Lebih lanjut, ia menyampaikan bahwa animo masyarakat untuk melakukan vaksinasi cukup besar. Sebab, pemerintah berusaha menyampaikan bersama dengan para ahli dan organisasi profesi terkait keamanannya.
Ia juga mengakui bahwa NU mendorong banyak sekali masyarakat untuk melakukan vaksinasi. Bahkan, beberapa program vaksinasi ditempatkan di pesantren dan kantong-kantong Nahdliyin. Para kiai juga menerima vaksin Astrazeneca yang sempat menjadi polemik di awal program vakasinasinya.
“Kami merasa bahwa dukungan NU cukup besar,” ujarnya.
Namun, ia juga menyampaikan bahwa ada hal yang memengaruhi keengganan divaksin, yakni banyaknya misinformasi dan disinformasi. Ia mengaku membutuhkan waktu agar klarifikasi yang disampaikannya sampai ke masyarakat di pelosok-pelosok desa.

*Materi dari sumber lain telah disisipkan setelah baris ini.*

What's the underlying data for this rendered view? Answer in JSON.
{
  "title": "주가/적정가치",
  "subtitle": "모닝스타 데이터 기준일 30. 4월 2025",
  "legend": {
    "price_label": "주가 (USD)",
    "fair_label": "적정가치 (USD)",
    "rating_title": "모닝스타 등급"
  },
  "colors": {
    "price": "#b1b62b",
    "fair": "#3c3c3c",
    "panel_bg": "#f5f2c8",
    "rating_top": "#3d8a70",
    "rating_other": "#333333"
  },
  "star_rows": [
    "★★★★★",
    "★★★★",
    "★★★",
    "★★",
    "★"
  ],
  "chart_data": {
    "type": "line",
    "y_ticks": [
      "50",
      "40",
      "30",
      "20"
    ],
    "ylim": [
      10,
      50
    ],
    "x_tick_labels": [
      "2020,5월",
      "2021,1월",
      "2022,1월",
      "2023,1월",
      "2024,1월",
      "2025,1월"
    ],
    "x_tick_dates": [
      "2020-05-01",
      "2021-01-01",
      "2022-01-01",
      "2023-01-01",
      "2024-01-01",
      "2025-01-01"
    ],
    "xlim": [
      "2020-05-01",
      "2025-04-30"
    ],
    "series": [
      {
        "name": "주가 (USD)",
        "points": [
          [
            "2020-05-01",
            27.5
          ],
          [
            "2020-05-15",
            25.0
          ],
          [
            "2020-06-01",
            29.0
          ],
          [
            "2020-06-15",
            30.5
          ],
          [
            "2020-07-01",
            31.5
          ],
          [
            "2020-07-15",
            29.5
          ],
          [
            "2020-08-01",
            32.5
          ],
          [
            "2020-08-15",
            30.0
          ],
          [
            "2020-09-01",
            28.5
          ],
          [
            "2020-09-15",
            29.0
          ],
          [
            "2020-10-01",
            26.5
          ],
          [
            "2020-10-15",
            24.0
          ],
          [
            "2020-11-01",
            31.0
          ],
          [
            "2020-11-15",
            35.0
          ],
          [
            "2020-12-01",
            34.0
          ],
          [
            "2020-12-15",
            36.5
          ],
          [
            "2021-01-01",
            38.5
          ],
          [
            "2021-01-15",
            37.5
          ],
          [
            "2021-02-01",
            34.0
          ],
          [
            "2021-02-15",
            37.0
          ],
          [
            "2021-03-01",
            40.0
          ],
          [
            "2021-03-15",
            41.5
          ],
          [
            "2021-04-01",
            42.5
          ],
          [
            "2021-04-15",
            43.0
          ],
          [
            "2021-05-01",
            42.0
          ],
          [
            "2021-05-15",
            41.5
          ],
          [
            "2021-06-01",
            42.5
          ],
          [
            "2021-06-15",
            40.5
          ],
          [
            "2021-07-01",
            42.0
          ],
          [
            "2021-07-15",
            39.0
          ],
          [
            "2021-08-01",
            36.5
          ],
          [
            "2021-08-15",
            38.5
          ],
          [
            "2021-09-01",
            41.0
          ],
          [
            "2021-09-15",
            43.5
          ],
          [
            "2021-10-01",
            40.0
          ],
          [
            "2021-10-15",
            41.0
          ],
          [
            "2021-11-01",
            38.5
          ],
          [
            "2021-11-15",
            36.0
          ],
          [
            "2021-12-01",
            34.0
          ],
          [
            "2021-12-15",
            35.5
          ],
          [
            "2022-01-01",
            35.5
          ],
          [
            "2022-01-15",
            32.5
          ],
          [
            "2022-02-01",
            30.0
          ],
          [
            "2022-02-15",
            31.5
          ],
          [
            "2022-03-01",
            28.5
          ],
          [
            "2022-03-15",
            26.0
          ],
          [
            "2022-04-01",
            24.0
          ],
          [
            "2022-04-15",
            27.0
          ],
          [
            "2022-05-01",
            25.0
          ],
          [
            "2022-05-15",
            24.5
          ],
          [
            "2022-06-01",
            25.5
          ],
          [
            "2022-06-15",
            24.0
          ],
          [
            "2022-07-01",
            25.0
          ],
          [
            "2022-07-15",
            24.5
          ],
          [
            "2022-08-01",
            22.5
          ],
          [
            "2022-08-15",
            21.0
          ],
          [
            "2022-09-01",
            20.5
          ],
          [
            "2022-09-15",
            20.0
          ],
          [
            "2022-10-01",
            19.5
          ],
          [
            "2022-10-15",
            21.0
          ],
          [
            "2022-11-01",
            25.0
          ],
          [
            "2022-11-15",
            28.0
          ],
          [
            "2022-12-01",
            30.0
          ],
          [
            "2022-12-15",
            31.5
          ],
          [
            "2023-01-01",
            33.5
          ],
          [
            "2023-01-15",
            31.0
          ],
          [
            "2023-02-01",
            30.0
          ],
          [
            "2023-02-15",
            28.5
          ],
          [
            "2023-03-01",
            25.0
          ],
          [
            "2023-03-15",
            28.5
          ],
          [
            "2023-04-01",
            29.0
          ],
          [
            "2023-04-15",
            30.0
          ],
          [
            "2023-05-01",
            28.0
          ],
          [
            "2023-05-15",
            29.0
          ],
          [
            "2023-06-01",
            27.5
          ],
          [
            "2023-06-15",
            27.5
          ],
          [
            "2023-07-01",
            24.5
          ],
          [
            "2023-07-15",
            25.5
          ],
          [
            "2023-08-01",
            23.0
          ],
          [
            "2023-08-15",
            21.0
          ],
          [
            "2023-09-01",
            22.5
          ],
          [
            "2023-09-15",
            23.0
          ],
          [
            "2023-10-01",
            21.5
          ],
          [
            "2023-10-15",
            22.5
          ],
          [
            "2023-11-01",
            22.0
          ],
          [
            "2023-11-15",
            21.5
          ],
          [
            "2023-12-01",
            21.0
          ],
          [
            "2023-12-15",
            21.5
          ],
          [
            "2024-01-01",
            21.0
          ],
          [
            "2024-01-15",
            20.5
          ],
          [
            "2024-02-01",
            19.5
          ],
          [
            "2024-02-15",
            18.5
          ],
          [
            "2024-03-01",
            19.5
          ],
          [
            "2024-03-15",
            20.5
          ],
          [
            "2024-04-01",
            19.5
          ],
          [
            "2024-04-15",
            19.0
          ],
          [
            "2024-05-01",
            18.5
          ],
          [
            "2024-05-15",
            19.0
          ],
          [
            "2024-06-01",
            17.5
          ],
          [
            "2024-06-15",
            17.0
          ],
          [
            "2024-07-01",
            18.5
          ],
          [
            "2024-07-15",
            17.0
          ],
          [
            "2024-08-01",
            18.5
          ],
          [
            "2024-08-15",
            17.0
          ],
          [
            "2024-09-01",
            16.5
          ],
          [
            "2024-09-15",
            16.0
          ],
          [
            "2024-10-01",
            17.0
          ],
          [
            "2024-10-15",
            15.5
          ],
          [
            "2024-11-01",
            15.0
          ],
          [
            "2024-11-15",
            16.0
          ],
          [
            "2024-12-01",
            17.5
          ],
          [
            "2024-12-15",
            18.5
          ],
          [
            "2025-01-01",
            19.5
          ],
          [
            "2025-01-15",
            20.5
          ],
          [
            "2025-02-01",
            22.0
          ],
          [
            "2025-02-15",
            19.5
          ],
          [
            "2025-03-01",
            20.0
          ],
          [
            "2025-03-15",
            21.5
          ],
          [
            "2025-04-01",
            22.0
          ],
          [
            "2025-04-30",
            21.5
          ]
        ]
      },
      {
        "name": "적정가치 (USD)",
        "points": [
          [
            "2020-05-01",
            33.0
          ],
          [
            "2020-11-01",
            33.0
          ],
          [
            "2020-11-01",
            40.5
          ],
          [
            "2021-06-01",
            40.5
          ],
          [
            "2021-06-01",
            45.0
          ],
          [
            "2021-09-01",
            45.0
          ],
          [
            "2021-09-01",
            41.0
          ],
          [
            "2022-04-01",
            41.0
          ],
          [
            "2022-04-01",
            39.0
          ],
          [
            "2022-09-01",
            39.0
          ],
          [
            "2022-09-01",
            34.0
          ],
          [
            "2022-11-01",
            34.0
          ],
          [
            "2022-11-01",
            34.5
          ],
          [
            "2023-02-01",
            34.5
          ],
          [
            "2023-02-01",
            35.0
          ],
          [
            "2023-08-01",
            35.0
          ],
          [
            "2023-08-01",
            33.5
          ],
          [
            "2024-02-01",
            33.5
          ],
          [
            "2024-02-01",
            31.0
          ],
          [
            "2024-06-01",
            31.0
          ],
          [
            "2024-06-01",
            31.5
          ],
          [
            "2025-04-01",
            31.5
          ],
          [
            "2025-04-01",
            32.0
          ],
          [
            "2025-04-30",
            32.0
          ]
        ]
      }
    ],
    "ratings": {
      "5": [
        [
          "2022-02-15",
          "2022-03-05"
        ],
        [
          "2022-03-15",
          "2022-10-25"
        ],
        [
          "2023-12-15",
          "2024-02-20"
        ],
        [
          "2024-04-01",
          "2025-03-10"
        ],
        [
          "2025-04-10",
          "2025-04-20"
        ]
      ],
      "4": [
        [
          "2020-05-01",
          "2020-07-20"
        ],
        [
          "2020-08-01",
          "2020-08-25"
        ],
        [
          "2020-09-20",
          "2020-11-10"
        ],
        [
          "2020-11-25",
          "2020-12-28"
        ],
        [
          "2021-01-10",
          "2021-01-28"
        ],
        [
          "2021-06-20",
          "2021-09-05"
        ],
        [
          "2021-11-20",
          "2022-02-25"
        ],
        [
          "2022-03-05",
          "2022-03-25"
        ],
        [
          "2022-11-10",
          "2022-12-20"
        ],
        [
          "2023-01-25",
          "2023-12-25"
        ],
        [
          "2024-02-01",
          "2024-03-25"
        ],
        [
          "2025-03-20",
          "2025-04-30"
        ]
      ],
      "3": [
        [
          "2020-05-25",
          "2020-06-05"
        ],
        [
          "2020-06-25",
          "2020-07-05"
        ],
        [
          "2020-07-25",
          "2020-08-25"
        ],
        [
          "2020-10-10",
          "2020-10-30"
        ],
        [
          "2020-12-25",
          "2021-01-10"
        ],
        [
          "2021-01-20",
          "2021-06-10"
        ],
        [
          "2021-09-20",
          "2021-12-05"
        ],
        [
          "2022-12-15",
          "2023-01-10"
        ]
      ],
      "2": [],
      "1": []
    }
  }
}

“Kalau bicara sampai kampung pasti lebih terlambat. Kalau kita sudah klarifikasi, di ujung, beritanya masih belum sampai. Memang edukasi dan sosialisasi masif ini terus kita sampaikan,” ujarnya.
Oleh karena itu, Nadia mengharapkan betul bantuan Nahdliyin untuk turut serta menumbuhkan optimisme masyarakat dalam mengatasi problem-problem akibat pandemi Covid-19 ini, khususnya keteladanan dalam menerapkan protokol kesehatan.
“Dengan adanya vaksinasi kita bisa menekan laju penularan. Kita berterima kasih dengan antusiasme masyarakat. Tidak diduga antusiasme masyarakat. Tetapi yang menjadi kunci, setelah divaksin tetap protokol kesehatan. Kami mohon dukungan bantuan masyarakat Nahdliyin berkolaborasi menyelesaikan pandemi ini,” pungkasnya.